Until then peace out guys!
I'm gonna go explore the secret worlds on Metroid 1 now.
I am happy to report that after successfully completing 100% of Super Metroid on my Wii Virtual console and attempting and doing the reset glitch I am effectively now searching for more (as I will call them) limbo rooms. We have to figure a proper name for what I have found or made a video on in this thread for these rooms, because for now they will be called limbo rooms. Anyways I attempted the VAR beam at the Brinstar elevator cave room next to Crateria transport on the left side of Brinstar and it turned out to be a complete success. I effectively traveled through Glitchstar (as I call it) and got into a battle with Spore Spawn and used the VAR beam on him which after a little wiggling around lead me to a limbo room that had a location that was not marked on the pink area of the highlighted map but instead the cursor was aiming at a black square instead of a pink square. It was as if I was located inside the black area of the map instead of the pink area. Yeah you know when you pull up the map screen and you see black and pink highlighted area well the cursor was pointed at a black square instead of the pink square in the map screen.

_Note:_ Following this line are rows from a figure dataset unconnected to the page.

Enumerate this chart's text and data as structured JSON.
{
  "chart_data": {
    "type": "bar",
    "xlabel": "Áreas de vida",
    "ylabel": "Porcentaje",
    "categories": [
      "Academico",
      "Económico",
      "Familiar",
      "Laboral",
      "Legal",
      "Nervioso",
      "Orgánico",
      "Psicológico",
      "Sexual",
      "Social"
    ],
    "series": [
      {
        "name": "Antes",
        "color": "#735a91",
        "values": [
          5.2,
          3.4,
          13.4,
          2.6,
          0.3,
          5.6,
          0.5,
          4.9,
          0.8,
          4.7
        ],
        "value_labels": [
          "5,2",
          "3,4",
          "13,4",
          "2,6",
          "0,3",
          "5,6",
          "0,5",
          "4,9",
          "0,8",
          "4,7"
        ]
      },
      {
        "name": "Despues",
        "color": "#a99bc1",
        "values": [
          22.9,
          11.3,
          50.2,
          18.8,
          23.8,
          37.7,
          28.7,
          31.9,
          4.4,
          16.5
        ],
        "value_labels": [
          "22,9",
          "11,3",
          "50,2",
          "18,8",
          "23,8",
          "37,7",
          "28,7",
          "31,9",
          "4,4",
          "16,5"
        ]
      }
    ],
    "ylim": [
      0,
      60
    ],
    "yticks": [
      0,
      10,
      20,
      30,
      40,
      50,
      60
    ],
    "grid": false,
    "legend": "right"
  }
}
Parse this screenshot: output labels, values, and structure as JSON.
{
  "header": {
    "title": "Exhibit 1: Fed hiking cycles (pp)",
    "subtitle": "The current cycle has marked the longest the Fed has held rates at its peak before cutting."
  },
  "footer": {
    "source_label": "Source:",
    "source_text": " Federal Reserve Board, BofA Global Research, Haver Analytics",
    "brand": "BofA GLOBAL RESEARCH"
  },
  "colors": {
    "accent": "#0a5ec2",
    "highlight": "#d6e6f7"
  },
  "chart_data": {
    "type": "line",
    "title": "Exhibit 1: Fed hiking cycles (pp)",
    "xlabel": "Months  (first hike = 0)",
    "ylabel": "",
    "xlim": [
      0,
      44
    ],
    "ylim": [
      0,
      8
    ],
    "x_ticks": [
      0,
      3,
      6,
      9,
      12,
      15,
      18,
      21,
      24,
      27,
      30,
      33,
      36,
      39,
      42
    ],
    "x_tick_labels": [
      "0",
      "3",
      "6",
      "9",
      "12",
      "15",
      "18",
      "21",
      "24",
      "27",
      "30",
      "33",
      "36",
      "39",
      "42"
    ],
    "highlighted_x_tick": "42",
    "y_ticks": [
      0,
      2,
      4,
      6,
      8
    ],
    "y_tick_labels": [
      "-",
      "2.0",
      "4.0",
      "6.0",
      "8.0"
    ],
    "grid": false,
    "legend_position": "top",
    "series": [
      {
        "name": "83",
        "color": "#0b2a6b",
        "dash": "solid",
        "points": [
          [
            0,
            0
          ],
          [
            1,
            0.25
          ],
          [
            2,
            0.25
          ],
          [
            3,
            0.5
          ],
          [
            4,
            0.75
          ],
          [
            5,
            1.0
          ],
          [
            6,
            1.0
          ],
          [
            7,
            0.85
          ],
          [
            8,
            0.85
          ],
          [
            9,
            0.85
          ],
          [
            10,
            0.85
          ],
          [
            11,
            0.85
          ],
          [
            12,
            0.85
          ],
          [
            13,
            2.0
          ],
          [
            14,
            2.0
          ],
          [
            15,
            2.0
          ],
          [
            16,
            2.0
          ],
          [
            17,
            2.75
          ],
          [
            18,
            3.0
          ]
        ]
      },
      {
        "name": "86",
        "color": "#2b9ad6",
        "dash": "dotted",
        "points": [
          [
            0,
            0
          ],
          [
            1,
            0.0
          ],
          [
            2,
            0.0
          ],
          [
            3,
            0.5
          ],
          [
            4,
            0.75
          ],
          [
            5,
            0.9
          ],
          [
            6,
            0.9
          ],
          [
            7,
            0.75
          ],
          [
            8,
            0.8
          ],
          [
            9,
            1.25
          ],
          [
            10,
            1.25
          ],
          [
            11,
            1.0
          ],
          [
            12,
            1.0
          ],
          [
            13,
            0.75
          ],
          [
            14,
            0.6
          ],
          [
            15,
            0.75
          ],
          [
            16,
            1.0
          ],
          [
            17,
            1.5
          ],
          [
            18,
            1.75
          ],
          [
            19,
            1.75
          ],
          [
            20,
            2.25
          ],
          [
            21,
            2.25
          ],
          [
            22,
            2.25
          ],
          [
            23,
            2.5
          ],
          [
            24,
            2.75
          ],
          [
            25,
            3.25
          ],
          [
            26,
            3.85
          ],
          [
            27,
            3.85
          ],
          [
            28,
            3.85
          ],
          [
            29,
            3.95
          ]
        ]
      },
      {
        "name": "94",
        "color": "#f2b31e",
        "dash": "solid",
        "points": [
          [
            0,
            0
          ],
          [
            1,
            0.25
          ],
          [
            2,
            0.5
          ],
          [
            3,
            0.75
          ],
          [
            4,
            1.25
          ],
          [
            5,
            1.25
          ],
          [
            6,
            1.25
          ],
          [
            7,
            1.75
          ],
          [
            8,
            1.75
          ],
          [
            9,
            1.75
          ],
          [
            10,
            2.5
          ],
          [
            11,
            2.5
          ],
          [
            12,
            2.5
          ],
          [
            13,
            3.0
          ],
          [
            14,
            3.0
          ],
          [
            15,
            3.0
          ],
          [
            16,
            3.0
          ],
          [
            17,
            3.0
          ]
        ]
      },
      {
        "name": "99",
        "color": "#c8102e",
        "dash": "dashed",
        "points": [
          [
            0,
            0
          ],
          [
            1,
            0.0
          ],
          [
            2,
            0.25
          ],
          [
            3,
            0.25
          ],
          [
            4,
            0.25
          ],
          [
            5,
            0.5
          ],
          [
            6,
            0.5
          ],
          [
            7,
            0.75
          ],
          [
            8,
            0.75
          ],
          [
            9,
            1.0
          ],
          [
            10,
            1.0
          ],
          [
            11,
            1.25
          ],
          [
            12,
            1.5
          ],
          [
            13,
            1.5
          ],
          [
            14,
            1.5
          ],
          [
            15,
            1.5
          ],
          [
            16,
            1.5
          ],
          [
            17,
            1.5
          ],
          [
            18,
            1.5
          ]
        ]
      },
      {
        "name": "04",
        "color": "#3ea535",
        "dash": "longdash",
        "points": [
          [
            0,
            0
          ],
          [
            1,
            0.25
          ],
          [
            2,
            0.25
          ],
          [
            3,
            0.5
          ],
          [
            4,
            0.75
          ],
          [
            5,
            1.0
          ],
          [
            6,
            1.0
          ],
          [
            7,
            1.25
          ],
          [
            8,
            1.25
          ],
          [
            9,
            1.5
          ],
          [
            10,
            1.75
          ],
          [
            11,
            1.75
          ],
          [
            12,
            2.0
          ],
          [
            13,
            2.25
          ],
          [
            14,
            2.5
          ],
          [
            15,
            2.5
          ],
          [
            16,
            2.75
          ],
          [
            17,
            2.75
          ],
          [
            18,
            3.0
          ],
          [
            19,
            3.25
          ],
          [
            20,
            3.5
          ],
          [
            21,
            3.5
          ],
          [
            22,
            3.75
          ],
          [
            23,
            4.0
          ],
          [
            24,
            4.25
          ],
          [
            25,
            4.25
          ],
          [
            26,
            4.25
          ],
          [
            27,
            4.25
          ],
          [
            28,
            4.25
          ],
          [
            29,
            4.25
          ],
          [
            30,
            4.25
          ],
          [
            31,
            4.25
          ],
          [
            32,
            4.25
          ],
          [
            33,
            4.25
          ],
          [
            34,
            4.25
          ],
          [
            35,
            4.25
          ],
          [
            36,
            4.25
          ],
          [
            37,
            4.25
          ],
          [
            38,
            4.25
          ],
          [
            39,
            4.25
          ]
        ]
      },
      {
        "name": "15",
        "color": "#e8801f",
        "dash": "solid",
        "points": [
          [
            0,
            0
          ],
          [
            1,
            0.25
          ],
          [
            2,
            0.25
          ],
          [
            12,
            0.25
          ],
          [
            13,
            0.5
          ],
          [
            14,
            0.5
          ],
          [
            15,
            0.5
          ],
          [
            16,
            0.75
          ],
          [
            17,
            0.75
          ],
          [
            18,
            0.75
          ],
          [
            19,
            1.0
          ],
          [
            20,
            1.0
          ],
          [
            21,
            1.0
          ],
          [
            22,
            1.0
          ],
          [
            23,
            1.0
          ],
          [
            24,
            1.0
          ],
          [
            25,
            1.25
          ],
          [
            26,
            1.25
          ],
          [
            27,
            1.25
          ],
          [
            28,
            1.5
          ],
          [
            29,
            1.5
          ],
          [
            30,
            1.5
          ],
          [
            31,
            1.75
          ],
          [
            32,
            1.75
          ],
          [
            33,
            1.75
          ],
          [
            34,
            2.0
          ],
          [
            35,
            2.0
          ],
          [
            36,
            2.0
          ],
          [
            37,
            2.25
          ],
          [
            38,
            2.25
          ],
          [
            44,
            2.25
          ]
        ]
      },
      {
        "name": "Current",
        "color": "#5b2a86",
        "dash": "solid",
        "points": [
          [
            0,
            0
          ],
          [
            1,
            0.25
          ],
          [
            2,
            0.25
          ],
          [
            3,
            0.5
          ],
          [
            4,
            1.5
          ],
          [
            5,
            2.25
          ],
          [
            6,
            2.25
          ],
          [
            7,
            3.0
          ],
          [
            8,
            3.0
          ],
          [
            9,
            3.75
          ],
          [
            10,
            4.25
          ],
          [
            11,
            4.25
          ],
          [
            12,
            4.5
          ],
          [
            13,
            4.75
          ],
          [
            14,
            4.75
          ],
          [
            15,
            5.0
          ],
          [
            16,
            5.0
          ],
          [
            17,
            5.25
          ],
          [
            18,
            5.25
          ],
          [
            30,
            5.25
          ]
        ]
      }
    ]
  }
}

So that is something to think about.
I am very happy that the virtual console version of Super Metroid is so much more less volatile with the VAR beam than the SNES version and I will continue to search the depths of Zebes with my VAR beam tucked into my cannon. There will be another video up soon and I promise I'll try to make it shorter. Until then see ya guys!
Super Secret Area - Dead Ahead!
There is no name for the specific rooms.  Once you're outside the walls of a room, it's just no collectively as Out of Room travel.

There are actually a few areas in the game that are outside the walls, yet are still part of the same room.  Here are some examples:
The first is behind the door that leads to the Plasma Beam.  The area within the yellow box is part of the actual room, but can never be reached without getting through the wall.

The second is an area within the huge room before the Wrecked Ship.  You can see this area, but can never reach it without glitching.  You enter a duplicate of this room later, on your way to the Gravity Suit.
Quote from TheWhiteBowser:
For some strange reason my SNES Super Metroid game is so much more volatile with the VAR Beam than all the other extra versions of Super Metroid.

I haven't read everything in this thread but I wanted to address this one thing. It seems like you're using the reset glitch a lot and IIRC can permanently effect the SRAM of the cartridge which would cause the var beam and out of room traveling to be different than normal. That's probably why you're getting such different results from your SNES and the VC.
Bangaa Bishop
Quote:
After all, the GT code was only recently found.
GT code?
Super Secret Area - Dead Ahead!
Discovered by JAM.  Hold A, B, X, and Y through a door transition when entering Golden Torizo's room (either door), and it'll reset your stats to a set amount.  In a normal run it's useless, as it'll reduce what you have, but if you're into speedrunning, it's a massive power-up.